Commit 385c1475 authored by Peter Eastman's avatar Peter Eastman
Browse files

Tony's patch to set number of work groups better on AMD processors

parent 801c43ee
......@@ -85,12 +85,37 @@ OpenCLContext::OpenCLContext(int numParticles, int platformIndex, int deviceInde
int bestSpeed = -1;
for (int i = 0; i < (int) devices.size(); i++) {
int maxSize = devices[i].getInfo<CL_DEVICE_MAX_WORK_ITEM_SIZES>()[0];
int processingElementsPerComputeUnit = (devices[i].getInfo<CL_DEVICE_TYPE>() == CL_DEVICE_TYPE_GPU ? 8 : 1);
if (devices[i].getInfo<CL_DEVICE_EXTENSIONS>().find("cl_nv_device_attribute_query") != string::npos) {
int processingElementsPerComputeUnit = 8;
if (devices[i].getInfo<CL_DEVICE_TYPE>() != CL_DEVICE_TYPE_GPU) {
processingElementsPerComputeUnit = 1;
}
else if (devices[i].getInfo<CL_DEVICE_EXTENSIONS>().find("cl_nv_device_attribute_query") != string::npos) {
cl_uint computeCapabilityMajor;
clGetDeviceInfo(devices[i](), CL_DEVICE_COMPUTE_CAPABILITY_MAJOR_NV, sizeof(cl_uint), &computeCapabilityMajor, NULL);
processingElementsPerComputeUnit = (computeCapabilityMajor < 2 ? 8 : 32);
}
else if (devices[i].getInfo<CL_DEVICE_EXTENSIONS>().find("cl_amd_device_attribute_query") != string::npos) {
// This attribute does not ensure that all queries are supported by the runtime (it may be an older runtime,
// or the CPU device) so still have to check for errors.
try {
processingElementsPerComputeUnit =
// AMD GPUs either have a single VLIW SIMD or multiple scalar SIMDs.

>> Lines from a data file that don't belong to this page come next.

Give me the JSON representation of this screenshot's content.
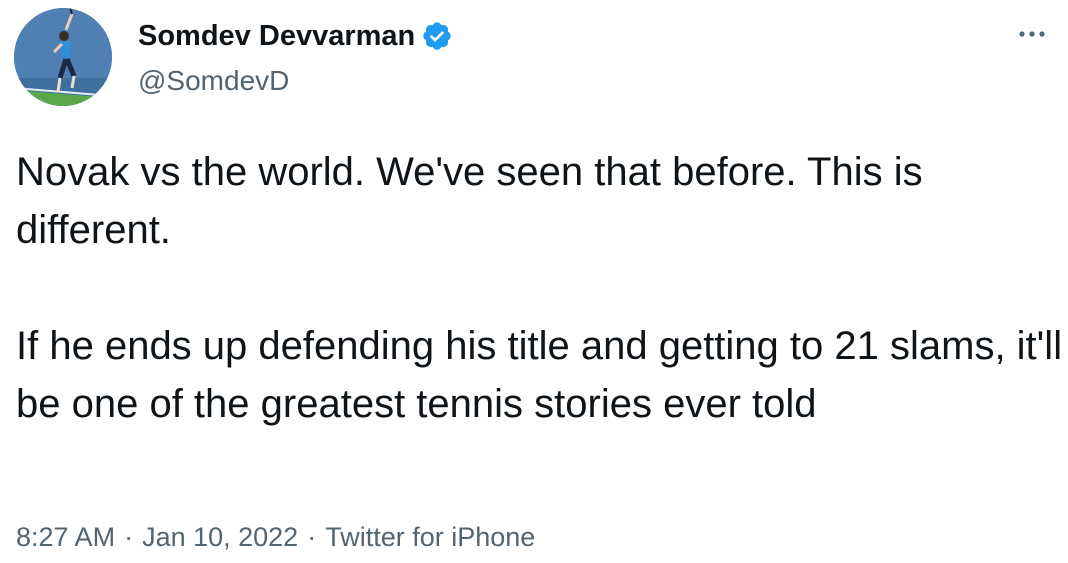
{
  "author": {
    "display_name": "Somdev Devvarman",
    "handle": "@SomdevD",
    "verified": true,
    "avatar_icon": "tennis-player-avatar"
  },
  "tweet": {
    "paragraph_1": "Novak vs the world. We've seen that before. This is different.",
    "paragraph_2": "If he ends up defending his title and getting to 21 slams, it'll be one of the greatest tennis stories ever told"
  },
  "meta": {
    "time": "8:27 AM",
    "date": "Jan 10, 2022",
    "source": "Twitter for iPhone",
    "separator": "·"
  },
  "colors": {
    "text_primary": "#0f1419",
    "text_secondary": "#536471",
    "verified_blue": "#1d9bf0"
  }
}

// The SIMD width is the number of threads the SIMD executes per cycle.
// This will be less than the wavefront width since it takes several
// cycles to execute the full wavefront.
// The SIMD instruction width is the VLIW instruction width (or 1 for scalar),
// this is the number of ALUs that can be executing per instruction per thread.
devices[i].getInfo<CL_DEVICE_SIMD_PER_COMPUTE_UNIT_AMD>() *
devices[i].getInfo<CL_DEVICE_SIMD_WIDTH_AMD>() *
devices[i].getInfo<CL_DEVICE_SIMD_INSTRUCTION_WIDTH_AMD>();
// Just in case any of the queries return 0.
if (processingElementsPerComputeUnit <= 0)
processingElementsPerComputeUnit = 1;
}
catch (cl::Error err) {
// Runtime does not support the queries so use default.
}
}
int speed = devices[i].getInfo<CL_DEVICE_MAX_COMPUTE_UNITS>()*processingElementsPerComputeUnit*devices[i].getInfo<CL_DEVICE_MAX_CLOCK_FREQUENCY>();
if (maxSize >= minThreadBlockSize && speed > bestSpeed) {
deviceIndex = i;
......@@ -109,6 +134,7 @@ OpenCLContext::OpenCLContext(int numParticles, int platformIndex, int deviceInde
supports64BitGlobalAtomics = (device.getInfo<CL_DEVICE_EXTENSIONS>().find("cl_khr_int64_base_atomics") != string::npos);
supportsDoublePrecision = (device.getInfo<CL_DEVICE_EXTENSIONS>().find("cl_khr_fp64") != string::npos);
string vendor = device.getInfo<CL_DEVICE_VENDOR>();
int numThreadBlocksPerComputeUnit = 6;
if (vendor.size() >= 6 && vendor.substr(0, 6) == "NVIDIA") {
compilationDefines["WARPS_ARE_ATOMIC"] = "";
simdWidth = 32;
......@@ -124,12 +150,46 @@ OpenCLContext::OpenCLContext(int numParticles, int platformIndex, int deviceInde
}
}
else if (vendor.size() >= 28 && vendor.substr(0, 28) == "Advanced Micro Devices, Inc.") {
// AMD APP SDK 2.4 has a performance problem with atomics. Enable the work around.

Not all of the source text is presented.